By now the crowds have at least quadrupled since we got in. Groups were huddled together, balancing plates and trays while standing. Those perched on hay bales were elbow to elbow.
We continued our rotation and walked by Lumpia World, Where Ya At and Kaosamai. After the bánh mì, we skipped burgers, sliders and sandwiches at Bistro Box, Buns on Wheels and Charlie’s Buns N’ Stuff.
The pig shaped chalkboard at The Box caught our attention! A recent addition to the fleet of local food trucks, they’re based in Kirkland.
We ordered a pork belly hum bao each and these were speedily assembled. Slow braised in soy and mirin, a generous slice of pork belly with a scattering of coleslaw was wedged between a steamed bun. The fresh and zingy slaw was a textural contrast to the yielding pork belly and the soft bun soaked up the tasty marinade.
A band entertained the crowds and later, Mayor McGinn appeared on the stage and a cupcake eating contest was held.
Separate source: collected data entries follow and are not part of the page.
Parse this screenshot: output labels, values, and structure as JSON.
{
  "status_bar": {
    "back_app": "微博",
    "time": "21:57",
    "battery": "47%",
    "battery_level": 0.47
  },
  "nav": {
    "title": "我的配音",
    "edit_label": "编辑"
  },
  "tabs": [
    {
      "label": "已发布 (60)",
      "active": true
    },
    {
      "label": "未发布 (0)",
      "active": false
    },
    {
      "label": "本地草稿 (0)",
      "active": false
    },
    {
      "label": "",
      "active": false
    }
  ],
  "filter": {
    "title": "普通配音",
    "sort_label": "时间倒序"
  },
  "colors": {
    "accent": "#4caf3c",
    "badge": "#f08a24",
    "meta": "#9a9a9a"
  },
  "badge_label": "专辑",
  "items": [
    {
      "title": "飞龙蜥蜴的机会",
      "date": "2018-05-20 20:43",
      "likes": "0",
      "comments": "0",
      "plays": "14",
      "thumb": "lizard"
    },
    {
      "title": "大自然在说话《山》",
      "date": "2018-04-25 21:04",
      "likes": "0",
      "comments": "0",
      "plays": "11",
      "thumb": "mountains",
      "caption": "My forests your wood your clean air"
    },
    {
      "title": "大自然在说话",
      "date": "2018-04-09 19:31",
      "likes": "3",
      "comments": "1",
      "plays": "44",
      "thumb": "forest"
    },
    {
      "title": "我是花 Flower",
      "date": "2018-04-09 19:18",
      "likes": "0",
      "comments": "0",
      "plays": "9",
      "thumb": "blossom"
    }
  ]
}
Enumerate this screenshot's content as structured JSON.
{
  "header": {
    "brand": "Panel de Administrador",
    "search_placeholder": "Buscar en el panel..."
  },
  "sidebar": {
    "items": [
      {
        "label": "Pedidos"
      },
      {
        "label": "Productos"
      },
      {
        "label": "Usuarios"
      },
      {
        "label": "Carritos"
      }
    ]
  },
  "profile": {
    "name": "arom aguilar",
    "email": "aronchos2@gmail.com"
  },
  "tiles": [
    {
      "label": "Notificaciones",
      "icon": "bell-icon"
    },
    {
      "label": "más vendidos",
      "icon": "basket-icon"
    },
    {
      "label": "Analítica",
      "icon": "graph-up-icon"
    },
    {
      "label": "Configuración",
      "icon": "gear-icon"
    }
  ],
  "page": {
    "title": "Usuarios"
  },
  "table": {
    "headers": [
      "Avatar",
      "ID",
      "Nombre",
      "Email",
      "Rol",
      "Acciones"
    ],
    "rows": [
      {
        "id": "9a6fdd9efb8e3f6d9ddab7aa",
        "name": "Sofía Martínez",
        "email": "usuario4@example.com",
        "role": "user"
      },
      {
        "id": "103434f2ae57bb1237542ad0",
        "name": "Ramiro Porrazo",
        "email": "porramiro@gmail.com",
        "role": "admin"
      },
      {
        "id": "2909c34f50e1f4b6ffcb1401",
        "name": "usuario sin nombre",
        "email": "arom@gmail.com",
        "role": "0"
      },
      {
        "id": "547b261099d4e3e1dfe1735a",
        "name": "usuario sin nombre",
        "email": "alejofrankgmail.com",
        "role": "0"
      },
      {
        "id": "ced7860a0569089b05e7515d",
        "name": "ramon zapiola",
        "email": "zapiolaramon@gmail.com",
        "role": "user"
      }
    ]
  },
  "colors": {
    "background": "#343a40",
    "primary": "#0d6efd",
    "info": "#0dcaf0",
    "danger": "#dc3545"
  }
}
The sun had emerged and the atmosphere had livened up. There were some long queues so Carol lined up at Bigfood and I went searching for fries.
I was keen to try poutine, the Québec specialty. Surprised by only a handful of people lingering at Skillet, I joined the short queue just in time for the announcement that they were sold out.
Disappointed, I returned to the area where Bigfood was parked and caught a glimpse of the Happy Grillmore menu. Yukon gold fries with garlic and Parmesan? Yes please!
Unfortunately I was defeated by the wait time. The two chefs were cooking at a frantic pace but they were limited by space. The size of the event overwhelmed the charm of food trucks.
A jungle themed food truck, Bigfood also had a long queue but we were determined to try their grilled flatbreads.
On the left is sasquatch, spicy pulled pork shoulder with green mango chutney and coleslaw. On the right is yeti, braised beef with curried fruit and coleslaw. Colourful ingredients rested on fluffy flatbreads with perfect grill marks! These were tender and luscious, the grilled flatbread was a sturdy utensil for the shredded meat and fruity condiments.
And finally, a red velvet muffin. We scraped off the buttercream and halved the dense and buttery muffin.
Another new food truck, Snout & Co. has ‘soulful food from Cuba to South Carolina’.
As we exited, we were thankful that we arrived early and mostly avoided queuing by the dozens. Hopefully the organisation will improve for next year but it is a fun event to sample the diverse food trucks of Seattle and Portland.